Ireland says EU would respond positively to British move on Brexit
GARYVOE, Ireland (Reuters) - The European Union would respond positively if the British government shifts its position in Brexit talks in the coming weeks as the dangers of a no-deal exit become clearer, Ireland’s foreign minister said on Thursday.
The question of how to keep Ireland’s border with the British region of Northern Ireland open is the key sticking point in talks to secure an orderly British exit from the EU and avoid the economic disruption of no-deal exit on Oct. 31.
To date the British government has offered “nothing that comes close” to what is needed to secure Irish and EU agreement, but British Prime Minister Boris Johnson has shown a “willingness to try and explore new approaches,” Ireland’s Foreign Minister Simon Coveney told reporters on Thursday.

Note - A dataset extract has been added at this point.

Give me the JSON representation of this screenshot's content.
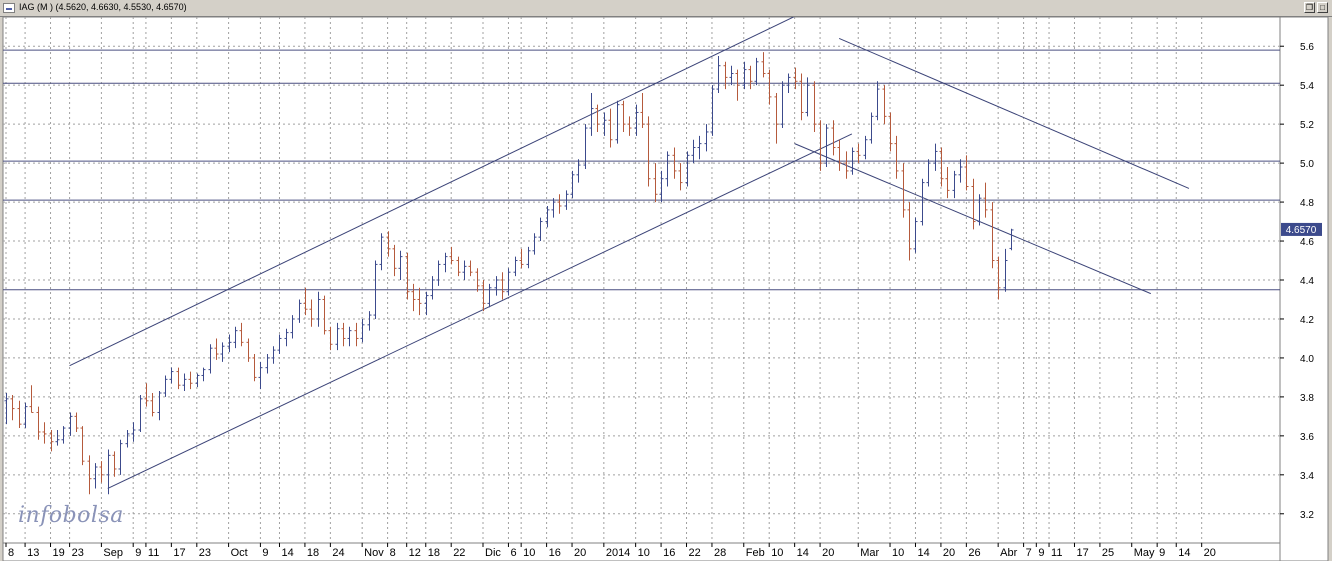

“As the discussion gets more real, and I hope more honest, I hope that will feed into the discussions that are now needed in the context of anything that can close the gaps,” said Coveney, speaking at an annual meeting of his Fine Gael party.
“We will respond positively if there are suggestions and new approaches that are based on realism in terms of what will actually work,” he added. “Let’s wait and see what the British government brings forward.”
Ireland’s preferred method of keeping the border open is via a “backstop” mechanism that would ensure that either Northern Ireland or all of the United Kingdom remains in regulatory alignment with the EU after Brexit.
Asked whether the Northern Ireland-only option was dead after the British government on Tuesday said it was not seeking it, Coveney said nothing had been taken off the table.
“Really this is a matter for the British government,” he said.
In parallel to the Brexit talks, the Irish government is negotiating with the European Commission about what checks it would have to impose on the border to protect the EU single market if the United Kingdom leaves without a deal.
Coveney said the talks were ongoing about imposing the “minimal level of checks that is credible”, away from the border. Such implementation would likely be imposed after Britain leaves, he added.
But the moves would be temporary as an agreement on keeping the border open would be a prerequisite to any talks on a trade deal between Britain and the EU.
“We don’t regard those checks that may be needed in a no-deal scenario as a permanent arrangement,” Coveney said. “Not by a long shot.”